Sometime in April of 1973, just days after I turned twenty-one, I started waitressing at The Whisky A Go Go on Sunset Boulevard. I knew when the manager interviewed me, that I was entering a place that would never be kind. I needed the money. This was a job.
That first night was like being thrown into muddy waters in the dark of no moon, and being told to swim toward a horizon that I couldn’t see. I was met by swarms of contemptuous cliental, shouting drink orders that I could barely hear over the band. I would learn the hallways at the back of the club, that provided a moment's reprieve. There, the humid dank of sweat was punctuated by the smell of lingering urine and Lysol that would never wash out of my clothes.
Neither the stuff of legend, nor the magic of music, my night was an obstacle course of
groping hands, strangers with too much drink and too much entitlement. I breathed in the fog of second hand smoke while I tried to ignore the sneers of women in tight jeans and high leather boots, when their eyes judged me. A loud and punishing drumbeat could not cover the slur and stumbling words of their one-night boyfriends who left pitiful tips.
The band on the tiny stage didn’t look as fun or as grand as it had in my imagination, when the lights went on and the tables were wiped down 2:00AM -- the sticky residue of alcohol that had promised a good time. Did anyone really have a good time?
I’d just broken up with a man who couldn’t control his drinking. He shared too many of his drugs with me and I was too weak to say no. I had to get away from him, or I’d die. At least I had a sense of survival and preservation, and now I was trying to learn how to pay the rent.
Where do you go when you don’t have an education or a family? Into the dark with more men who drink and don’t care? Into the secret parts of night when good people are sleeping? Life shoved and bumped into me without apology.
The bartender laughed when a someone’s stagger caused my tray of drinks to spill. Then he held out his hand because he wanted me to pay for the lost drinks. The stumble and fall was not my fault, but I counted out the dollar bills anyway. I needed this job.
Twenty-one. What I wanted was to wear long flowing dresses and go on dates. I wanted someone to love me. I tried to build a persona of soft and gentle to no avail. I was only a foolish girl who had already been on her own for four years. Somewhere in me I still hoped, even while I grieved. The world was harsher than I’d ever imagined. The Whiskey A Go Go was the hardest job that I ever worked. All of the ugly and the rude in one place, at one time, tore at my soul letting in the dark dust of suffocating regret.
If the person that I am now could go back to that moment, that first night on the job and see who I was then, I would wonder how the fuck that woman was ever going to get out of there.
Courage in my life has been a slow drip, a culmination of years in which I secretly gathered intention and dreams. Years where I kept remembering to turn my eyes upward toward the heavens and inward toward the heart. Keep the faith is more than just a slogan to me.

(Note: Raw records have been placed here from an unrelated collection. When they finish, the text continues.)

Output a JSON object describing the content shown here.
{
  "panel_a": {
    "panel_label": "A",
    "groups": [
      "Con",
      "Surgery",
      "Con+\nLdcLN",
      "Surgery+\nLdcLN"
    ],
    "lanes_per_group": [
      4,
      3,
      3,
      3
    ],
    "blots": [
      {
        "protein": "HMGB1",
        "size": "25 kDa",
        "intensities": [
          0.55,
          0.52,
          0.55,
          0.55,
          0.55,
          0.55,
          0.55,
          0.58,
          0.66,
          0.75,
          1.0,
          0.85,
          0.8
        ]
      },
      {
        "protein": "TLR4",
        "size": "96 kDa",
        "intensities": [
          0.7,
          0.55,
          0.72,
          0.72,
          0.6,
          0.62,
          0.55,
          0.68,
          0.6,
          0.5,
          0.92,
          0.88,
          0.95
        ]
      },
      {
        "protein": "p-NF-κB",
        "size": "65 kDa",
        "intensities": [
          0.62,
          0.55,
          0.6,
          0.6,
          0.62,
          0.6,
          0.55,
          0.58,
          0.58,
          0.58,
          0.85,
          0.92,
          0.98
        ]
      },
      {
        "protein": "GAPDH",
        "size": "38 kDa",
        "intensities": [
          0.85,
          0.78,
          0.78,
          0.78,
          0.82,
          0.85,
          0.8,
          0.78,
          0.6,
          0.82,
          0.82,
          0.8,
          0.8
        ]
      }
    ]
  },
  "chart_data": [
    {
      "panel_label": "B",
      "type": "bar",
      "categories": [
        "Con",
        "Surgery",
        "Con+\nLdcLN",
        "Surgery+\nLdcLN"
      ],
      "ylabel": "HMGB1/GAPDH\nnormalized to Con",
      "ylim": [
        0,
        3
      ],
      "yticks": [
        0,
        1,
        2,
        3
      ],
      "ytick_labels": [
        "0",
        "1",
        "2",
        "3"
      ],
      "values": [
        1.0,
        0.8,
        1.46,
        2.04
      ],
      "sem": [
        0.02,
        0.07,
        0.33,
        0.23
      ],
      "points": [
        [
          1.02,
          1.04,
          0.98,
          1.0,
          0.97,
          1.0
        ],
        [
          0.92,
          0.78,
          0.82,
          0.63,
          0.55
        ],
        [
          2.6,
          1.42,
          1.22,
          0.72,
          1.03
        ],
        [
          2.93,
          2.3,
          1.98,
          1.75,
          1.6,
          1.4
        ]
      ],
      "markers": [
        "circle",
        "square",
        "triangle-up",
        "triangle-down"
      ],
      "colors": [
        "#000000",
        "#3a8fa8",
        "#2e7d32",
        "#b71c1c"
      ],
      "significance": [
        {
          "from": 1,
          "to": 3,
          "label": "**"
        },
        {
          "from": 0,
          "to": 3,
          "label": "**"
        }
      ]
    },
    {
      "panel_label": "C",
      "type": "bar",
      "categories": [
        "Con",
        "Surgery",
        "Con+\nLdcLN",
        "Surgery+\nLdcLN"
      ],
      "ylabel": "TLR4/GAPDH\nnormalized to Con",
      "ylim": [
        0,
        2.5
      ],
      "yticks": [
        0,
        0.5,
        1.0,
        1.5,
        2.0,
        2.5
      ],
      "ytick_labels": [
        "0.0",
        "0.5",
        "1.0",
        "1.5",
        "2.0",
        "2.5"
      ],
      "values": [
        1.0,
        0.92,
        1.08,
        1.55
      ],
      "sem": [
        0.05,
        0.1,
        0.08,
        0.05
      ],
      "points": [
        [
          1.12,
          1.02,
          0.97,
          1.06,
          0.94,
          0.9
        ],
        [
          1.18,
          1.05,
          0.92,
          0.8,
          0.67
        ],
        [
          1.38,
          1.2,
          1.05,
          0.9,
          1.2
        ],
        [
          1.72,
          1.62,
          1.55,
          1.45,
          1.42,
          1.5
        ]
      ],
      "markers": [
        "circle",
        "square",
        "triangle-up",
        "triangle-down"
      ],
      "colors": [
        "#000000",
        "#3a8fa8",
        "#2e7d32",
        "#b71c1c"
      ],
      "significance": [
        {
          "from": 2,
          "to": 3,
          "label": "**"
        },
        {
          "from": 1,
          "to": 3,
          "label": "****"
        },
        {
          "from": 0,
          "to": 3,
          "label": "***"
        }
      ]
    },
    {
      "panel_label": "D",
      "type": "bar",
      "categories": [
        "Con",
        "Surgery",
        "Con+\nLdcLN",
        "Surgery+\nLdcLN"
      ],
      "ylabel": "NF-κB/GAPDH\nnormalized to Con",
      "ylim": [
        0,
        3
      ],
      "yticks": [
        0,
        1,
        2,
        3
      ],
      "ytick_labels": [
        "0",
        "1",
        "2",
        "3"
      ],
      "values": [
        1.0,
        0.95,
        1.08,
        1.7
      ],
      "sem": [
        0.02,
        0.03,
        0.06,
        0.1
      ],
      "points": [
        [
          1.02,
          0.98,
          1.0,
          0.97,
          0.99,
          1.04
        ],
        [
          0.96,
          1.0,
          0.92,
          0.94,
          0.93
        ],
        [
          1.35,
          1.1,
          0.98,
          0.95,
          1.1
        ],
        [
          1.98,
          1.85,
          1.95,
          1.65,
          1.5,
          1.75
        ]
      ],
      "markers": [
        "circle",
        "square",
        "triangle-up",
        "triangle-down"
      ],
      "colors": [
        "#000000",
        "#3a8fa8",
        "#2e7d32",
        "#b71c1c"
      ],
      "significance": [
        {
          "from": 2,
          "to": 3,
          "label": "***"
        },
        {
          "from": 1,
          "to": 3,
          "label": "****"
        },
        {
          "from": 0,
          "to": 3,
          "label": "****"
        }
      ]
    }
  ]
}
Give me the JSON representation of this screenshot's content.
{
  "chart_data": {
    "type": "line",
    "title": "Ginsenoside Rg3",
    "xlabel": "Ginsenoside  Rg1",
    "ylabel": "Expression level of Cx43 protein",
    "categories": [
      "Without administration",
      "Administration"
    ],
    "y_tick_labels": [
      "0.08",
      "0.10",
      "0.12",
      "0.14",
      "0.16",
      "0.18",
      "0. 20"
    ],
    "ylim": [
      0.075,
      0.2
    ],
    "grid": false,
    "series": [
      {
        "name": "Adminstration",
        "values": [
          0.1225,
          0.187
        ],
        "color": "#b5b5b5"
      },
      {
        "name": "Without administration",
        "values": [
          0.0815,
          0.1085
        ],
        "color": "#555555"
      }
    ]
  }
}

I can’t say why memories come back when they do, but I no longer run from them. They make up who I am. I can’t love myself in this part of life and hate who I used to be. I keep doing the work through my writing. I face what was, with compassion. I pour the loss, the raw and the real, onto the page and try to make some sense of it, some meaning. It comforts me.
Today I relived that first night of work at The Whiskey in my imagination. I walked through the dark and grimy places, marveling that I made it to the other side. I like the person that I am, and it doesn’t really matter how I got here.